The traffic police said we didn't put the insurance sign on and would punish us. We showed him the electronic insurance policy we applied for in Beijing and a printed State Council announcement on electronic insurance policies. We thought there was nothing wrong with it, but he didn’t even look at it and said we were breaking the law and would issue a fine.
My husband got out of the car and argued with him. The traffic policeman turned on the law enforcement recorder and asked my husband, "Is there no insurance sticker?" and only asked him to answer yes or no. My husband continued to explain to the traffic policeman. The traffic policeman turned off the law enforcement recorder and said to her husband: "I ask you, you answer yes or no, do you understand?", then turned on the law enforcement recorder and asked "Is there no sticker?" Insurance mark?”
The turning on and off of the law enforcement recorder makes us feel that this seems to be a bit out of context for fishing law enforcement. The husband immediately stopped talking to him, turned around and walked towards the person who looked like the leader nearby. Although he was stopped by the special police with a gun, he still caught the person's attention.
My husband explained the situation to him and showed him the relevant documents. After hearing this, he made a phone call and seemed to be asking someone.
Because we were the first wave of vehicles to apply for this kind of electronic insurance policy, it was okay to be on the road for such a long time. I didn’t expect that we would be investigated for this matter in Xinjiang.
Soon the person who looked like a leader came out and told us pleasantly that there was no problem with this, but he hoped we could print out an electronic insurance policy on A4 paper and stick it to the upper right corner of the car!

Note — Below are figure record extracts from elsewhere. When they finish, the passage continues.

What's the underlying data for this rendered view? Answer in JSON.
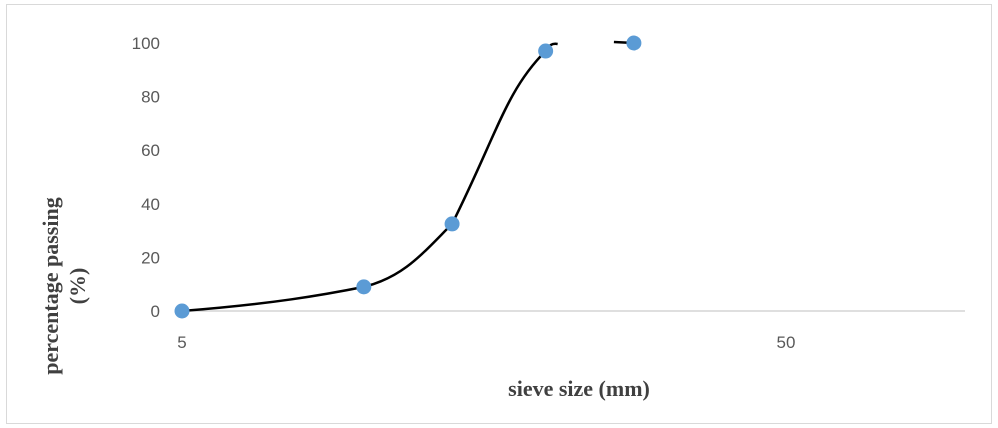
{
  "chart_data": {
    "type": "scatter",
    "title": "",
    "xlabel": "sieve size (mm)",
    "ylabel": "percentage passing (%)",
    "ylabel_lines": [
      "percentage passing",
      "(%)"
    ],
    "x_scale": "log",
    "xlim": [
      5,
      80
    ],
    "ylim": [
      0,
      100
    ],
    "x_ticks": [
      5,
      50
    ],
    "y_ticks": [
      0,
      20,
      40,
      60,
      80,
      100
    ],
    "grid": false,
    "legend": "none",
    "series": [
      {
        "x": [
          5,
          10,
          14,
          20,
          28
        ],
        "y": [
          0,
          9,
          32.5,
          97,
          100
        ],
        "marker_color": "#5b9bd5",
        "trendline": "smooth",
        "line_color": "#000000"
      }
    ]
  }
}
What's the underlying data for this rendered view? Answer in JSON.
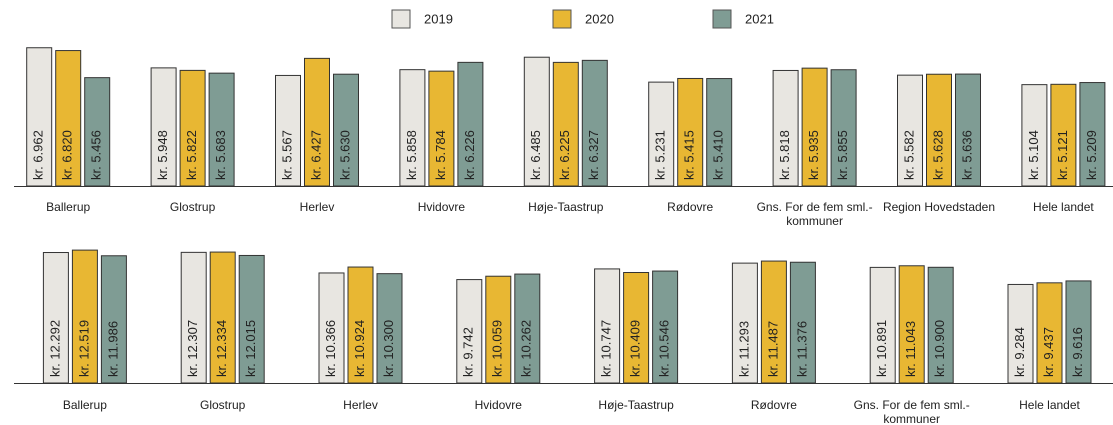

Isn't this a joke? If I print out such a big piece of paper and stick it to the glass, can I still see the road? Moreover, it would be strange if he was not the first to be checked by the traffic police again. Isn’t this because there is no silver in this place?
Unfortunately, after all this trouble, it was already completely dark, and I didn't want to continue to be entangled like this, so I agreed with him.
Later, when we came to Xinjiang for the second time, we were stopped because we didn't have an insurance sign. We just told the traffic police verbally about the situation, and the traffic police let us pass before we even took out the printed electronic insurance policy. It seems that it will take some time for the central government’s policies to reach Xinjiang!
My husband’s eyes have astigmatism and he can’t see the road clearly when driving at night. I had to find a hotel and look at the road. I was really busy at that time. Finally, I asked my husband to park on the side of the road and I went to look at rooms in a hotel that looked pretty good. Not long after entering the hotel, my husband called me and asked me to hurry up. He said that a special police officer warned him not to park on the roadside and asked me to leave immediately.
Fortunately, we are outsiders and don't understand the rules here, so we are asked to quickly look at the room and leave the main road after confirming it.
Deciding on a room and driving the car in are also a test. The yard here is surrounded by iron fences and the entrance is very narrow. It was already past ten o'clock when we finally settled down.
That night, after washing up in the hotel, I went out to eat ramen. I felt very uncomfortable being stared at by the people at the ramen restaurant. I ate in a hurry and went back to rest.
On the 401st day on the road, we stayed overnight in Yecheng.